LPG 3 Kg Dibatasi, Kelas Menengah Terjepit: Subsidi Tepat Sasaran atau Kebijakan Setengah Matang?

Berita2000 Dilihat

JAKARTA, NUSANTARAVOICE.COM – Pemerintah tengah menyiapkan langkah besar yang disebut sebagai jalan menuju efisiensi: pembatasan pembelian LPG 3 kg mulai 2026. Namun di balik niat mulia itu, bayang-bayang tekanan terhadap ekonomi kelas menengah dan pelaku usaha kecil kian nyata. Pertanyaannya: apakah kebijakan ini betul-betul siap dijalankan?

Langkah ini dirancang untuk menyasar subsidi yang lebih tepat guna. Selama ini, LPG 3 kg yang dikenal sebagai “gas melon” tak hanya digunakan oleh masyarakat prasejahtera, tapi juga oleh kalangan rumah tangga menengah dan UMKM. Pemerintah menilai, tanpa sistem yang akurat, subsidi energi selama ini bocor ke segmen yang tidak seharusnya menikmati fasilitas negara.

Namun, pembatasan itu bukan tanpa konsekuensi. Pengamat ekonomi menyebut kebijakan ini berisiko “menekan ekonomi kelas menengah,” terutama yang selama ini tidak terdata sebagai penerima subsidi, namun sangat bergantung pada LPG 3 kg untuk keperluan rumah tangga maupun usaha mikro.

Sinyal pembatasan itu menunjukkan pola mirip seperti BBM bersubsidi: pendataan berbasis Nomor Induk Kependudukan (NIK), pembatasan kuota pembelian, hingga dorongan beralih ke LPG non-subsidi seperti Bright Gas 5,5 atau 12 kg. Pertanyaannya, sejauh mana sistem tersebut siap?

Baca juga:  Pemuda Muhammadiyah Sultra Ingatkan ASR-Hugua: Pimpin untuk Semua, Bukan Kelompok Tertentu

Romadhon Jasn, Direktur Eksekutif Gagas Nusantara, menyebut pemerintah perlu lebih berhati-hati dalam menjalankan agenda ini. “Kelas menengah yang tidak miskin, tapi juga belum mapan, bisa jadi korban kebijakan setengah matang. Efisiensi fiskal tidak boleh dicapai dengan mengorbankan stabilitas sosial,” ujarnya, kepada awak media, Senin (28/7/2025)

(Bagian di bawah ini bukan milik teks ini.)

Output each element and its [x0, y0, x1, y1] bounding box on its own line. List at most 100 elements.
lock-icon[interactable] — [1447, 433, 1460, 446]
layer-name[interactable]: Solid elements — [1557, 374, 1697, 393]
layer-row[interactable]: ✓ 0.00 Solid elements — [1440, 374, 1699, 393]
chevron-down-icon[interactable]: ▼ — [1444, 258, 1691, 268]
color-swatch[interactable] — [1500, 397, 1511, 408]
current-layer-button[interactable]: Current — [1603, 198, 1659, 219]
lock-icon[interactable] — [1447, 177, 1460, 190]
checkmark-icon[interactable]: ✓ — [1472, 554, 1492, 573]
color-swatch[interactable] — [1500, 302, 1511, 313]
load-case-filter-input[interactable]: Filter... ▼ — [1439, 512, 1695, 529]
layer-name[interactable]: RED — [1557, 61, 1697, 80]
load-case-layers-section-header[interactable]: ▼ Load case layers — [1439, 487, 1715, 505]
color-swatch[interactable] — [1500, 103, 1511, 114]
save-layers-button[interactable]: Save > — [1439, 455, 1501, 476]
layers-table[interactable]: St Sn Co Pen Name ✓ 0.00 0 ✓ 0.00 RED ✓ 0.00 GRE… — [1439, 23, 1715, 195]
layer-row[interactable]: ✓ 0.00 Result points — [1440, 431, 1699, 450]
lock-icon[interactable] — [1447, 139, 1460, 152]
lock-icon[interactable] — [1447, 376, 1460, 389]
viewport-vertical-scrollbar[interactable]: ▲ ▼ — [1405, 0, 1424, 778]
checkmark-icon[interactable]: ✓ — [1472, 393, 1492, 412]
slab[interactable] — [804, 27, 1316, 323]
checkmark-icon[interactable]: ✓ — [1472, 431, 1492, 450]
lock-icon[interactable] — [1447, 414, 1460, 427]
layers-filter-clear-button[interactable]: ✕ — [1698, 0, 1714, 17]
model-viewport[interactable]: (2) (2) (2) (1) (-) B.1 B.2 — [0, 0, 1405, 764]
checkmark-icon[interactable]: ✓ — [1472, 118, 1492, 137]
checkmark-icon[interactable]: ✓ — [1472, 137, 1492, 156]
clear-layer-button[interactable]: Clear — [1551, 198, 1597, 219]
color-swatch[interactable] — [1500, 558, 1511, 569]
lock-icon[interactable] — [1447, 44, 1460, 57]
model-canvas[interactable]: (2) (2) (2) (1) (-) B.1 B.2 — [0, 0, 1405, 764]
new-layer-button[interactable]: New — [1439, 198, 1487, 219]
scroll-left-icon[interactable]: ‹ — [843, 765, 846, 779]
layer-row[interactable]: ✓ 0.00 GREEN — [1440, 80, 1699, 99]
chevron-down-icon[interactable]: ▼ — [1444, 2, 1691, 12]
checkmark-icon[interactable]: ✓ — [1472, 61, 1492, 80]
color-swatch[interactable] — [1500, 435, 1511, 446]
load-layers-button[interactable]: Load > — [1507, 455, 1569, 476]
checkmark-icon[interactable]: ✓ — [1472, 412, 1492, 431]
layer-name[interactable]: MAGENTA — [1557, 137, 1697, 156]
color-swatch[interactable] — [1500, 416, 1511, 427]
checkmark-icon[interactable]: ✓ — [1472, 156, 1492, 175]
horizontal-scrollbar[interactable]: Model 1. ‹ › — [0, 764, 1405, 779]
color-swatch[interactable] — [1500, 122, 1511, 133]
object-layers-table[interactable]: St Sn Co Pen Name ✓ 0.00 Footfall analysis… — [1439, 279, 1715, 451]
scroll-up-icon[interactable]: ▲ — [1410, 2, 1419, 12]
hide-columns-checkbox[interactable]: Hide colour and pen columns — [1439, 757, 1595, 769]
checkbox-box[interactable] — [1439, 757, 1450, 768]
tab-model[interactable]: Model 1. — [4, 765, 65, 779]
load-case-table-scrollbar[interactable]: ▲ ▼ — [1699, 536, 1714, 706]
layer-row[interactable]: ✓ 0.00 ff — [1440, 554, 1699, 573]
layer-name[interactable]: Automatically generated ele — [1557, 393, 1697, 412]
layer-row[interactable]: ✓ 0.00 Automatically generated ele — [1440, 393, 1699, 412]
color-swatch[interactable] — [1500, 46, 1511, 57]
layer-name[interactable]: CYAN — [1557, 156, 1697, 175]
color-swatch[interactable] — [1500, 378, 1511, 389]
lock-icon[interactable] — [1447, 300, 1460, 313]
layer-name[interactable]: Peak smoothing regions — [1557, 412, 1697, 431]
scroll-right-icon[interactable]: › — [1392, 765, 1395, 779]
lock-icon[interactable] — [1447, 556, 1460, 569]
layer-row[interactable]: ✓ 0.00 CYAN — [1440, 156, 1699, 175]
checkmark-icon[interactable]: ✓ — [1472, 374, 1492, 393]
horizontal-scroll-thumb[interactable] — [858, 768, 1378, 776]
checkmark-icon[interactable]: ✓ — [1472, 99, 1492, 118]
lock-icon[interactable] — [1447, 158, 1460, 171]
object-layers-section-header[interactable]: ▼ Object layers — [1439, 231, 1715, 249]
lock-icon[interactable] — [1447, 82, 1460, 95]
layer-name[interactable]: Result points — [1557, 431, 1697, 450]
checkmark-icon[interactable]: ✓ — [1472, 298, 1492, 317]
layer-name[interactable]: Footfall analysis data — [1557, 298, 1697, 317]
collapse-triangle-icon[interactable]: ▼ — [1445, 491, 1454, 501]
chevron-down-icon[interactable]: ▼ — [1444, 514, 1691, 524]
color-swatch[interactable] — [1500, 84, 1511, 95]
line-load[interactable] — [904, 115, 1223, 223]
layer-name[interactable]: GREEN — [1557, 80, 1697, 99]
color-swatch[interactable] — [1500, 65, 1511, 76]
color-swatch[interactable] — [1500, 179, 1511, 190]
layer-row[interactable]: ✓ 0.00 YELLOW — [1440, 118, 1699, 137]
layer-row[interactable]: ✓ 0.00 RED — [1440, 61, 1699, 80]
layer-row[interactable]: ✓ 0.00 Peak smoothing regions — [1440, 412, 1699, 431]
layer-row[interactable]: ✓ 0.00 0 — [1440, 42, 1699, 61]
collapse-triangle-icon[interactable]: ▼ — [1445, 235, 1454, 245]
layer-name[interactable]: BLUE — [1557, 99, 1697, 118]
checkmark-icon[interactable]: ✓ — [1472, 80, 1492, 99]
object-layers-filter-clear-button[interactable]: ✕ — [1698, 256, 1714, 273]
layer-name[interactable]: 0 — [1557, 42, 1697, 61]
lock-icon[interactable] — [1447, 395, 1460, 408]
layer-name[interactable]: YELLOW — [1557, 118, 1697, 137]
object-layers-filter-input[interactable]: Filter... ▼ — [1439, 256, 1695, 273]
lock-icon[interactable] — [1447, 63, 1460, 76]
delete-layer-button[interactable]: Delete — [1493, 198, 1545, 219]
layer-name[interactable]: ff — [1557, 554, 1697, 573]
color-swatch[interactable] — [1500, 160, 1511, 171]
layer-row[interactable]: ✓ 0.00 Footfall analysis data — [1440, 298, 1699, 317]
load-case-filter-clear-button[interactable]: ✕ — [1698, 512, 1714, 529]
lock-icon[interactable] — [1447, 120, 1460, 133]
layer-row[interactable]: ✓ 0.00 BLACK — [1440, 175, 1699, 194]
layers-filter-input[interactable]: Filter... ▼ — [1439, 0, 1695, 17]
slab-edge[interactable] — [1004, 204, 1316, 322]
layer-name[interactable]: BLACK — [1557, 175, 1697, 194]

Dalam kerangka distribusi, PT Pertamina menjadi garda depan implementasi di lapangan. Namun tantangan tidak kecil. Dengan sistem yang belum sepenuhnya digital dan akurat di tingkat agen dan pangkalan, risiko antrean, kelangkaan semu, bahkan pasar gelap dapat muncul. Belum lagi potensi kegagalan dalam membedakan rumah tangga penerima dan bukan penerima subsidi.